In ODI->User Parameters, you have to edit the following entries:
- Default PDF generation directory: this is the complete path to the folder you want to save your documentation to. E.g. C:\TEMP\
- PDF Viewer: Full path to your PDF viewer. E.g. C:\Program Files (x86)\Adobe\Reader 10.0\Reader\AcroRd32.exe
ODI allows you to generate documentation for the following objects:
- Knowledge Modules: right click on a project, then Print -> Print Knowledge Modules
- Packages: right click on a project folder, then Print-> Print Packages
- Procedures: right click on a project folder, then Print -> Procedure
- Interfaces: right click on a project folder, then Print -> Interfaces
- Folders: right click on a project folder, then Print ->Folder
The thing I like the most is the fact that for every interface you get the physical structure of every source and target table, every join and, most important, each transformation you apply to get a target column.

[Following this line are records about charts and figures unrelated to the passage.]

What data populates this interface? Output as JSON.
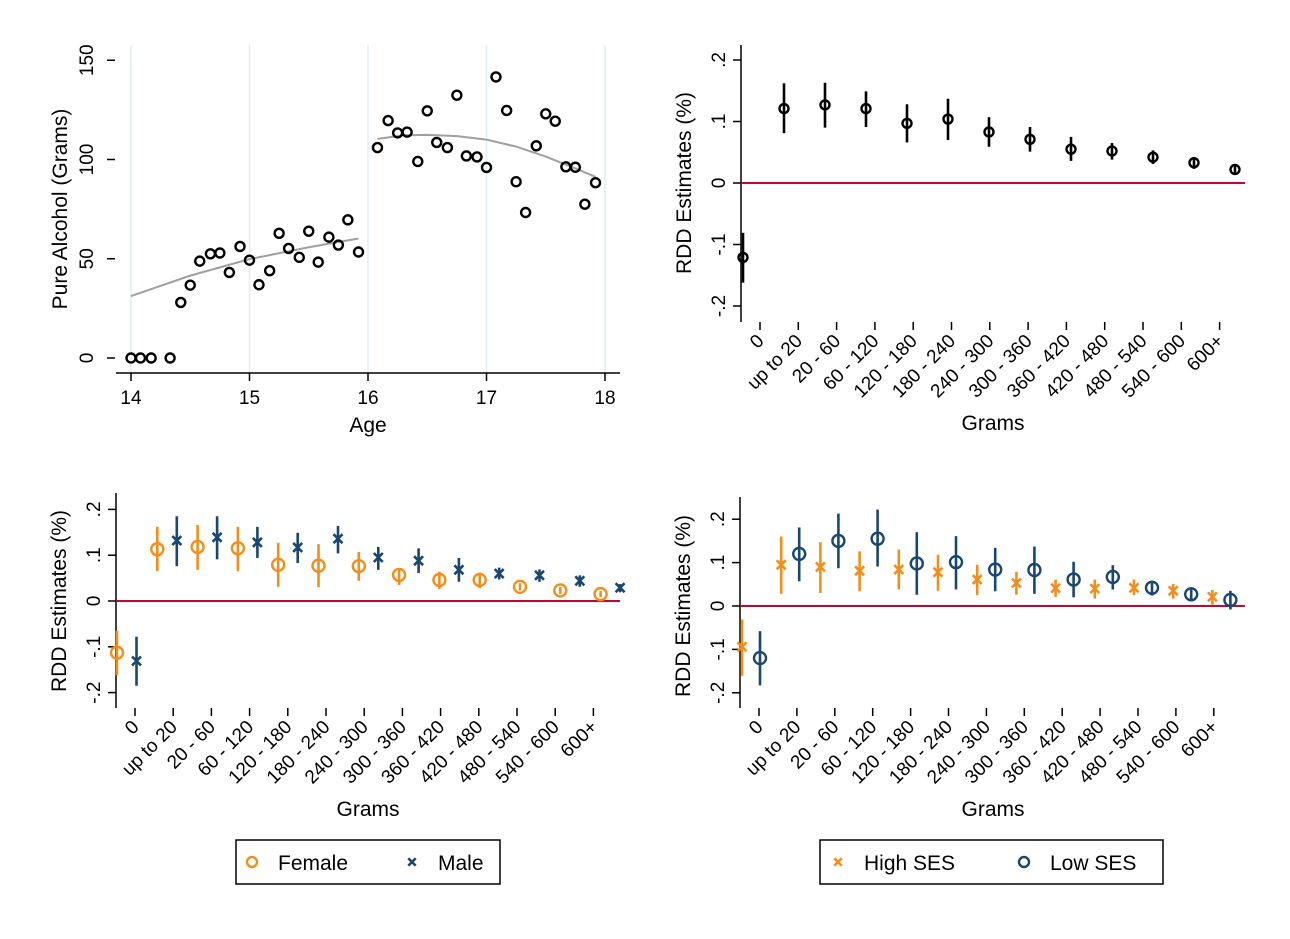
{
  "colors": {
    "black": "#000000",
    "orange": "#f28e1c",
    "navy": "#1a476f",
    "zero_line": "#c10534",
    "fit": "#a0a0a0",
    "grid": "#e4eef2"
  },
  "chart_data": [
    {
      "type": "scatter",
      "xlabel": "Age",
      "ylabel": "Pure Alcohol (Grams)",
      "xlim": [
        14,
        18
      ],
      "ylim": [
        0,
        150
      ],
      "xticks": [
        "14",
        "15",
        "16",
        "17",
        "18"
      ],
      "yticks": [
        "0",
        "50",
        "100",
        "150"
      ],
      "grid": "vertical",
      "points": [
        [
          14.0,
          0
        ],
        [
          14.08,
          0
        ],
        [
          14.17,
          0
        ],
        [
          14.33,
          0
        ],
        [
          14.42,
          28
        ],
        [
          14.5,
          36.7
        ],
        [
          14.58,
          48.8
        ],
        [
          14.67,
          52.5
        ],
        [
          14.75,
          52.9
        ],
        [
          14.83,
          43.1
        ],
        [
          14.92,
          56.2
        ],
        [
          15.0,
          49.3
        ],
        [
          15.08,
          36.9
        ],
        [
          15.17,
          44
        ],
        [
          15.25,
          62.8
        ],
        [
          15.33,
          55.2
        ],
        [
          15.42,
          50.7
        ],
        [
          15.5,
          63.9
        ],
        [
          15.58,
          48.3
        ],
        [
          15.67,
          60.9
        ],
        [
          15.75,
          56.9
        ],
        [
          15.83,
          69.6
        ],
        [
          15.92,
          53.4
        ],
        [
          16.08,
          106
        ],
        [
          16.17,
          119.6
        ],
        [
          16.25,
          113.4
        ],
        [
          16.33,
          113.8
        ],
        [
          16.42,
          99
        ],
        [
          16.5,
          124.5
        ],
        [
          16.58,
          108.6
        ],
        [
          16.67,
          106
        ],
        [
          16.75,
          132.4
        ],
        [
          16.83,
          101.8
        ],
        [
          16.92,
          101.3
        ],
        [
          17.0,
          96
        ],
        [
          17.08,
          141.6
        ],
        [
          17.17,
          124.7
        ],
        [
          17.25,
          88.8
        ],
        [
          17.33,
          73.3
        ],
        [
          17.42,
          106.9
        ],
        [
          17.5,
          123
        ],
        [
          17.58,
          119.3
        ],
        [
          17.67,
          96.3
        ],
        [
          17.75,
          96.1
        ],
        [
          17.83,
          77.5
        ],
        [
          17.92,
          88.3
        ]
      ],
      "fit_left": [
        [
          14.0,
          31.2
        ],
        [
          14.5,
          41.5
        ],
        [
          15.0,
          49.8
        ],
        [
          15.5,
          55.8
        ],
        [
          15.92,
          60.2
        ]
      ],
      "fit_right": [
        [
          16.08,
          110.4
        ],
        [
          16.3,
          112.2
        ],
        [
          16.5,
          112.4
        ],
        [
          16.75,
          111.8
        ],
        [
          17.0,
          110
        ],
        [
          17.25,
          106.5
        ],
        [
          17.5,
          101.5
        ],
        [
          17.75,
          95.5
        ],
        [
          17.92,
          91.3
        ]
      ]
    },
    {
      "type": "errorbar",
      "xlabel": "Grams",
      "ylabel": "RDD Estimates (%)",
      "ylim": [
        -0.2,
        0.2
      ],
      "yticks": [
        "-.2",
        "-.1",
        "0",
        ".1",
        ".2"
      ],
      "categories": [
        "0",
        "up to 20",
        "20 - 60",
        "60 - 120",
        "120 - 180",
        "180 - 240",
        "240 - 300",
        "300 - 360",
        "360 - 420",
        "420 - 480",
        "480 - 540",
        "540 - 600",
        "600+"
      ],
      "series": [
        {
          "marker": "circle",
          "color": "black",
          "values": [
            -0.121,
            0.121,
            0.127,
            0.121,
            0.097,
            0.104,
            0.083,
            0.071,
            0.055,
            0.052,
            0.042,
            0.033,
            0.022
          ],
          "ci_low": [
            -0.162,
            0.081,
            0.09,
            0.091,
            0.066,
            0.07,
            0.059,
            0.051,
            0.036,
            0.038,
            0.031,
            0.023,
            0.014
          ],
          "ci_high": [
            -0.081,
            0.162,
            0.163,
            0.149,
            0.128,
            0.137,
            0.107,
            0.091,
            0.075,
            0.065,
            0.053,
            0.042,
            0.028
          ]
        }
      ]
    },
    {
      "type": "errorbar",
      "xlabel": "Grams",
      "ylabel": "RDD Estimates (%)",
      "ylim": [
        -0.2,
        0.2
      ],
      "yticks": [
        "-.2",
        "-.1",
        "0",
        ".1",
        ".2"
      ],
      "categories": [
        "0",
        "up to 20",
        "20 - 60",
        "60 - 120",
        "120 - 180",
        "180 - 240",
        "240 - 300",
        "300 - 360",
        "360 - 420",
        "420 - 480",
        "480 - 540",
        "540 - 600",
        "600+"
      ],
      "legend": "bottom",
      "series": [
        {
          "name": "Female",
          "marker": "circle",
          "color": "orange",
          "values": [
            -0.113,
            0.113,
            0.118,
            0.115,
            0.079,
            0.077,
            0.076,
            0.057,
            0.046,
            0.046,
            0.031,
            0.023,
            0.015
          ],
          "ci_low": [
            -0.162,
            0.065,
            0.068,
            0.065,
            0.031,
            0.03,
            0.044,
            0.035,
            0.026,
            0.028,
            0.023,
            0.015,
            0.008
          ],
          "ci_high": [
            -0.065,
            0.162,
            0.166,
            0.162,
            0.127,
            0.124,
            0.107,
            0.071,
            0.064,
            0.062,
            0.039,
            0.031,
            0.022
          ]
        },
        {
          "name": "Male",
          "marker": "x",
          "color": "navy",
          "values": [
            -0.131,
            0.132,
            0.139,
            0.128,
            0.117,
            0.136,
            0.095,
            0.088,
            0.068,
            0.06,
            0.056,
            0.044,
            0.029
          ],
          "ci_low": [
            -0.185,
            0.076,
            0.091,
            0.094,
            0.083,
            0.104,
            0.068,
            0.061,
            0.042,
            0.047,
            0.042,
            0.031,
            0.019
          ],
          "ci_high": [
            -0.078,
            0.185,
            0.185,
            0.162,
            0.149,
            0.164,
            0.118,
            0.115,
            0.094,
            0.073,
            0.069,
            0.056,
            0.037
          ]
        }
      ]
    },
    {
      "type": "errorbar",
      "xlabel": "Grams",
      "ylabel": "RDD Estimates (%)",
      "ylim": [
        -0.2,
        0.2
      ],
      "yticks": [
        "-.2",
        "-.1",
        "0",
        ".1",
        ".2"
      ],
      "categories": [
        "0",
        "up to 20",
        "20 - 60",
        "60 - 120",
        "120 - 180",
        "180 - 240",
        "240 - 300",
        "300 - 360",
        "360 - 420",
        "420 - 480",
        "480 - 540",
        "540 - 600",
        "600+"
      ],
      "legend": "bottom",
      "series": [
        {
          "name": "High SES",
          "marker": "x",
          "color": "orange",
          "values": [
            -0.094,
            0.095,
            0.09,
            0.081,
            0.084,
            0.078,
            0.061,
            0.053,
            0.041,
            0.04,
            0.042,
            0.035,
            0.021
          ],
          "ci_low": [
            -0.161,
            0.028,
            0.03,
            0.034,
            0.038,
            0.035,
            0.025,
            0.026,
            0.021,
            0.017,
            0.025,
            0.017,
            0.003
          ],
          "ci_high": [
            -0.031,
            0.16,
            0.147,
            0.126,
            0.13,
            0.118,
            0.095,
            0.079,
            0.061,
            0.061,
            0.061,
            0.051,
            0.037
          ]
        },
        {
          "name": "Low SES",
          "marker": "circle",
          "color": "navy",
          "values": [
            -0.12,
            0.12,
            0.15,
            0.155,
            0.098,
            0.101,
            0.084,
            0.083,
            0.061,
            0.067,
            0.042,
            0.027,
            0.014
          ],
          "ci_low": [
            -0.183,
            0.057,
            0.087,
            0.091,
            0.026,
            0.038,
            0.034,
            0.028,
            0.02,
            0.038,
            0.024,
            0.013,
            -0.008
          ],
          "ci_high": [
            -0.058,
            0.181,
            0.213,
            0.222,
            0.17,
            0.161,
            0.134,
            0.137,
            0.102,
            0.094,
            0.058,
            0.041,
            0.035
          ]
        }
      ]
    }
  ]
}
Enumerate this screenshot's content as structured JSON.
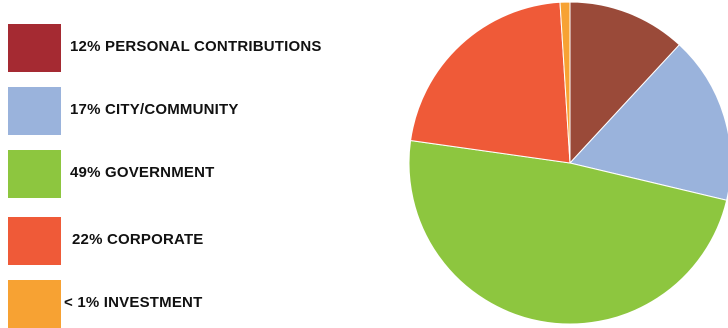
{
  "chart_data": {
    "type": "pie",
    "title": "",
    "legend_position": "left",
    "slices": [
      {
        "label": "12% PERSONAL CONTRIBUTIONS",
        "value": 12,
        "color": "#9a4a39",
        "legend_color": "#a52a32"
      },
      {
        "label": "17% CITY/COMMUNITY",
        "value": 17,
        "color": "#9ab3dc",
        "legend_color": "#9ab3dc"
      },
      {
        "label": "49% GOVERNMENT",
        "value": 49,
        "color": "#8dc63f",
        "legend_color": "#8dc63f"
      },
      {
        "label": "22% CORPORATE",
        "value": 22,
        "color": "#ef5a38",
        "legend_color": "#ef5a38"
      },
      {
        "label": "< 1% INVESTMENT",
        "value": 1,
        "color": "#f7a233",
        "legend_color": "#f7a233"
      }
    ]
  }
}
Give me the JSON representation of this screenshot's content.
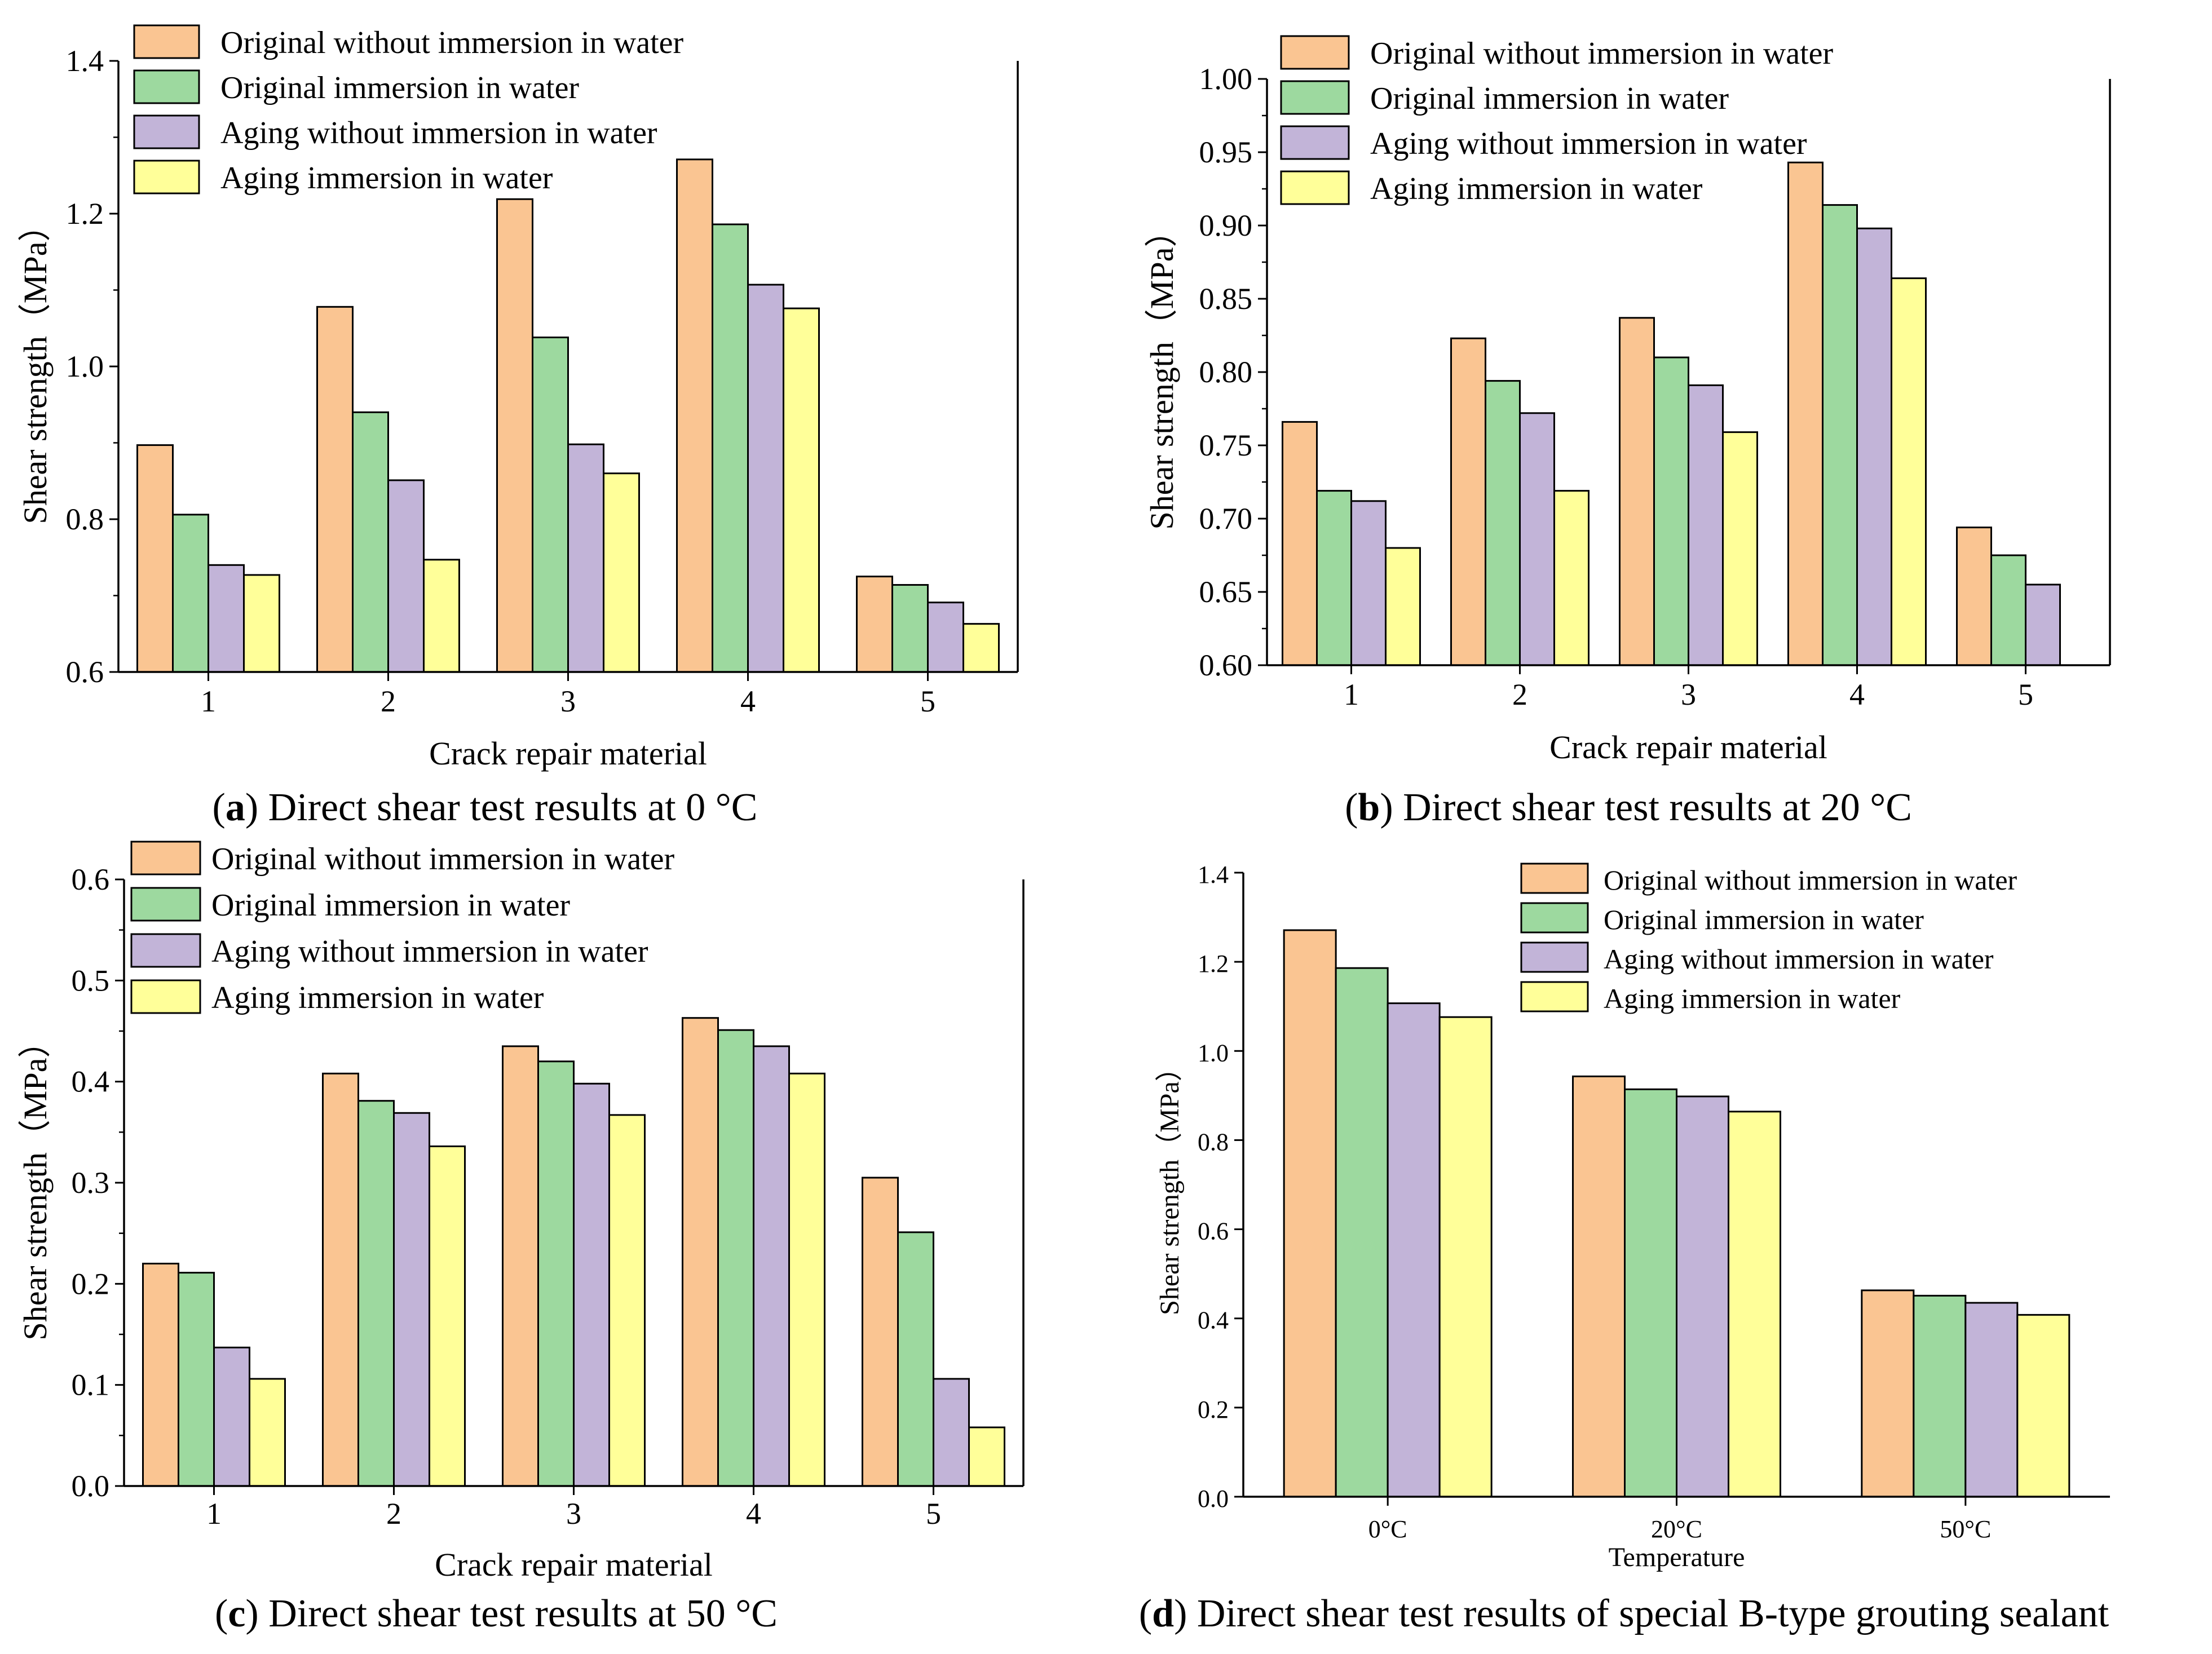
{
  "series_colors": [
    "#FAC592",
    "#9DD99F",
    "#C2B4D8",
    "#FFFF99"
  ],
  "chart_data": [
    {
      "type": "bar",
      "panel": "a",
      "caption_letter": "a",
      "caption_text": " Direct shear test results at 0 °C",
      "xlabel": "Crack repair material",
      "ylabel": "Shear strength（MPa）",
      "ylim": [
        0.6,
        1.4
      ],
      "yticks": [
        "0.6",
        "0.8",
        "1.0",
        "1.2",
        "1.4"
      ],
      "legend_position": "top-left",
      "categories": [
        "1",
        "2",
        "3",
        "4",
        "5"
      ],
      "series": [
        {
          "name": "Original without immersion in water",
          "values": [
            0.897,
            1.078,
            1.219,
            1.271,
            0.725
          ]
        },
        {
          "name": "Original immersion in water",
          "values": [
            0.806,
            0.94,
            1.038,
            1.186,
            0.714
          ]
        },
        {
          "name": "Aging without immersion in water",
          "values": [
            0.74,
            0.851,
            0.898,
            1.107,
            0.691
          ]
        },
        {
          "name": "Aging immersion in water",
          "values": [
            0.727,
            0.747,
            0.86,
            1.076,
            0.663
          ]
        }
      ]
    },
    {
      "type": "bar",
      "panel": "b",
      "caption_letter": "b",
      "caption_text": " Direct shear test results at 20 °C",
      "xlabel": "Crack repair material",
      "ylabel": "Shear strength（MPa）",
      "ylim": [
        0.6,
        1.0
      ],
      "yticks": [
        "0.60",
        "0.65",
        "0.70",
        "0.75",
        "0.80",
        "0.85",
        "0.90",
        "0.95",
        "1.00"
      ],
      "legend_position": "top-left",
      "categories": [
        "1",
        "2",
        "3",
        "4",
        "5"
      ],
      "series": [
        {
          "name": "Original without immersion in water",
          "values": [
            0.766,
            0.823,
            0.837,
            0.943,
            0.694
          ]
        },
        {
          "name": "Original immersion in water",
          "values": [
            0.719,
            0.794,
            0.81,
            0.914,
            0.675
          ]
        },
        {
          "name": "Aging without immersion in water",
          "values": [
            0.712,
            0.772,
            0.791,
            0.898,
            0.655
          ]
        },
        {
          "name": "Aging immersion in water",
          "values": [
            0.68,
            0.719,
            0.759,
            0.864,
            null
          ]
        }
      ]
    },
    {
      "type": "bar",
      "panel": "c",
      "caption_letter": "c",
      "caption_text": " Direct shear test results at 50 °C",
      "xlabel": "Crack repair material",
      "ylabel": "Shear strength（MPa）",
      "ylim": [
        0.0,
        0.6
      ],
      "yticks": [
        "0.0",
        "0.1",
        "0.2",
        "0.3",
        "0.4",
        "0.5",
        "0.6"
      ],
      "legend_position": "top-left",
      "categories": [
        "1",
        "2",
        "3",
        "4",
        "5"
      ],
      "series": [
        {
          "name": "Original without immersion in water",
          "values": [
            0.22,
            0.408,
            0.435,
            0.463,
            0.305
          ]
        },
        {
          "name": "Original immersion in water",
          "values": [
            0.211,
            0.381,
            0.42,
            0.451,
            0.251
          ]
        },
        {
          "name": "Aging without immersion in water",
          "values": [
            0.137,
            0.369,
            0.398,
            0.435,
            0.106
          ]
        },
        {
          "name": "Aging immersion in water",
          "values": [
            0.106,
            0.336,
            0.367,
            0.408,
            0.058
          ]
        }
      ]
    },
    {
      "type": "bar",
      "panel": "d",
      "caption_letter": "d",
      "caption_text": " Direct shear test results of special B-type grouting sealant",
      "xlabel": "Temperature",
      "ylabel": "Shear strength（MPa）",
      "ylim": [
        0.0,
        1.4
      ],
      "yticks": [
        "0.0",
        "0.2",
        "0.4",
        "0.6",
        "0.8",
        "1.0",
        "1.2",
        "1.4"
      ],
      "legend_position": "top-right",
      "categories": [
        "0°C",
        "20°C",
        "50°C"
      ],
      "series": [
        {
          "name": "Original without immersion in water",
          "values": [
            1.271,
            0.943,
            0.463
          ]
        },
        {
          "name": "Original immersion in water",
          "values": [
            1.186,
            0.914,
            0.451
          ]
        },
        {
          "name": "Aging without immersion in water",
          "values": [
            1.107,
            0.898,
            0.435
          ]
        },
        {
          "name": "Aging immersion in water",
          "values": [
            1.076,
            0.864,
            0.408
          ]
        }
      ]
    }
  ]
}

Hello Cristina, I'm from Brazil and I work with ODI and OBIEE.
RispondiEliminaI was looking for Generating Documentation with Oracle Data Integrator (ODI) and your blog was one of the firsts to appear..
well, my mother language is Portuguese and when I'm trying to export a documentation to pdf, it doesn't show the stress of portuguese words like "é" or "ã". (ex. "Cadastro Único", shows like "Cadastro nico")
Did you had the same problem? How can I try to avoid this issue?